Many businesses will know the hardship of suddenly facing an unexpected legal bill or a downturn in the economy. With cash available, the business is more likely to survive these setbacks without having to take drastic measures such as laying off employees, cutting back on production or worst of all, closing the business completely.
In the aftermath of Carillion, where it appears mismanagement of low margins significantly contributed to the company’s demise, it is important to remember that there are businesses who are very successful in operating with this business model. Aside from WalMart, mentioned earlier, McDonalds is known for yielding low margins but still competes successfully in the restaurant industry by aligning their offering, methodology and target market. Similarly, Nando's operates on the same basic principles. IKEA are another shining example, a global success story of fine tuning costs throughout their manufacturing and delivery chains enabling these savings to pass to their customers. The airline industry has typically been an industry where profits are hard to come by without charging high-ticket prices but when EasyJet entered the market it was confident it could operate with a low cost model and given the news of last year’s results they are clearly doing something right.

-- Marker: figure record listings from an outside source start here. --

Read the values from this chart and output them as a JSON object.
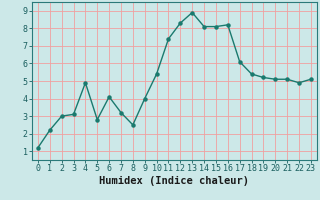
{
  "x": [
    0,
    1,
    2,
    3,
    4,
    5,
    6,
    7,
    8,
    9,
    10,
    11,
    12,
    13,
    14,
    15,
    16,
    17,
    18,
    19,
    20,
    21,
    22,
    23
  ],
  "y": [
    1.2,
    2.2,
    3.0,
    3.1,
    4.9,
    2.8,
    4.1,
    3.2,
    2.5,
    4.0,
    5.4,
    7.4,
    8.3,
    8.9,
    8.1,
    8.1,
    8.2,
    6.1,
    5.4,
    5.2,
    5.1,
    5.1,
    4.9,
    5.1
  ],
  "line_color": "#1a7a6e",
  "marker": "o",
  "marker_size": 2.2,
  "bg_color": "#cce8e8",
  "grid_color": "#f0a0a0",
  "xlabel": "Humidex (Indice chaleur)",
  "xlim": [
    -0.5,
    23.5
  ],
  "ylim": [
    0.5,
    9.5
  ],
  "yticks": [
    1,
    2,
    3,
    4,
    5,
    6,
    7,
    8,
    9
  ],
  "xticks": [
    0,
    1,
    2,
    3,
    4,
    5,
    6,
    7,
    8,
    9,
    10,
    11,
    12,
    13,
    14,
    15,
    16,
    17,
    18,
    19,
    20,
    21,
    22,
    23
  ],
  "xtick_labels": [
    "0",
    "1",
    "2",
    "3",
    "4",
    "5",
    "6",
    "7",
    "8",
    "9",
    "10",
    "11",
    "12",
    "13",
    "14",
    "15",
    "16",
    "17",
    "18",
    "19",
    "20",
    "21",
    "22",
    "23"
  ],
  "tick_fontsize": 6,
  "xlabel_fontsize": 7.5,
  "line_width": 1.0,
  "tick_color": "#1a5f5f",
  "xlabel_color": "#1a1a1a",
  "spine_color": "#2a7a7a"
}
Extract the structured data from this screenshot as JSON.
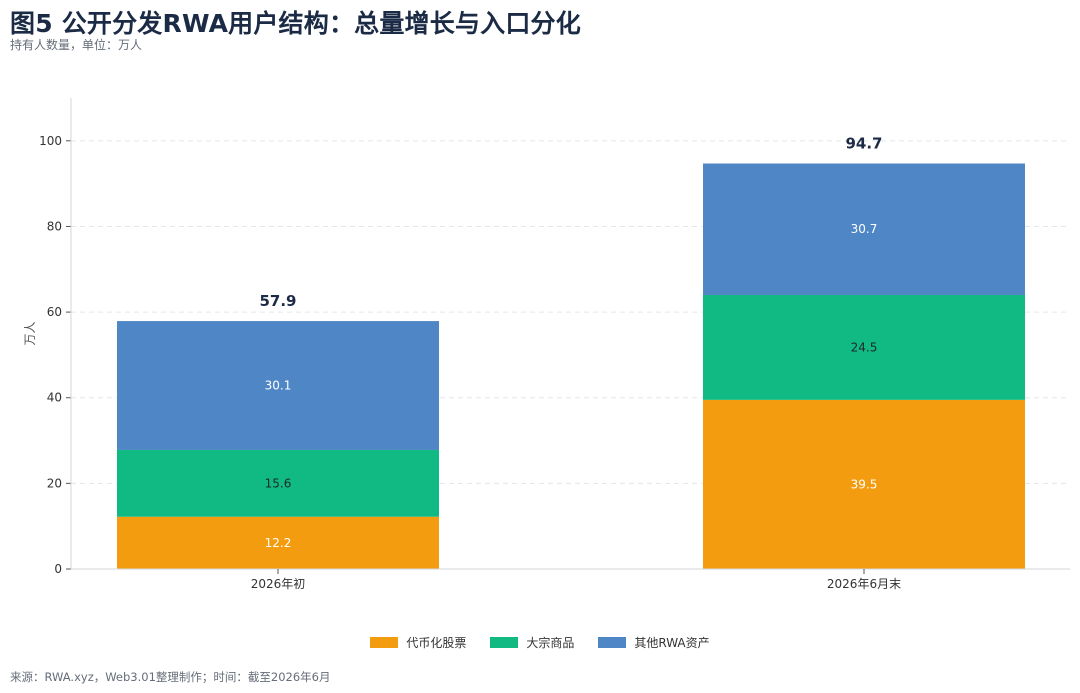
{
  "title": "图5 公开分发RWA用户结构：总量增长与入口分化",
  "subtitle": "持有人数量，单位：万人",
  "source": "来源：RWA.xyz，Web3.01整理制作；时间：截至2026年6月",
  "chart_data": {
    "type": "bar",
    "stacked": true,
    "categories": [
      "2026年初",
      "2026年6月末"
    ],
    "series": [
      {
        "name": "代币化股票",
        "values": [
          12.2,
          39.5
        ],
        "color": "#f39c0f"
      },
      {
        "name": "大宗商品",
        "values": [
          15.6,
          24.5
        ],
        "color": "#11ba82"
      },
      {
        "name": "其他RWA资产",
        "values": [
          30.1,
          30.7
        ],
        "color": "#4e86c6"
      }
    ],
    "totals": [
      "57.9",
      "94.7"
    ],
    "segment_labels": [
      [
        "12.2",
        "15.6",
        "30.1"
      ],
      [
        "39.5",
        "24.5",
        "30.7"
      ]
    ],
    "yticks": [
      "0",
      "20",
      "40",
      "60",
      "80",
      "100"
    ],
    "ylabel": "万人",
    "ylim": [
      0,
      110
    ],
    "grid": true,
    "legend_position": "bottom-center"
  }
}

These examples indicate that the cost leadership model can be highly successful, but for businesses thinking of operating this way it is important to remember it is not always easy to deploy the strategy. If you are marketing your company as the cheapest source for product or service you need to minimise costs to be able to pass the savings on to your customers. Low Cost Holidays, Monarch and BHS are all examples of organisations whose decline can be attributed to mismanagement of the low cost model and for those of us old enough to remember, the sad decline of 99 year old Woolworths epitomizes all that should be monitored for an organisation who wishes to operate with this strategy.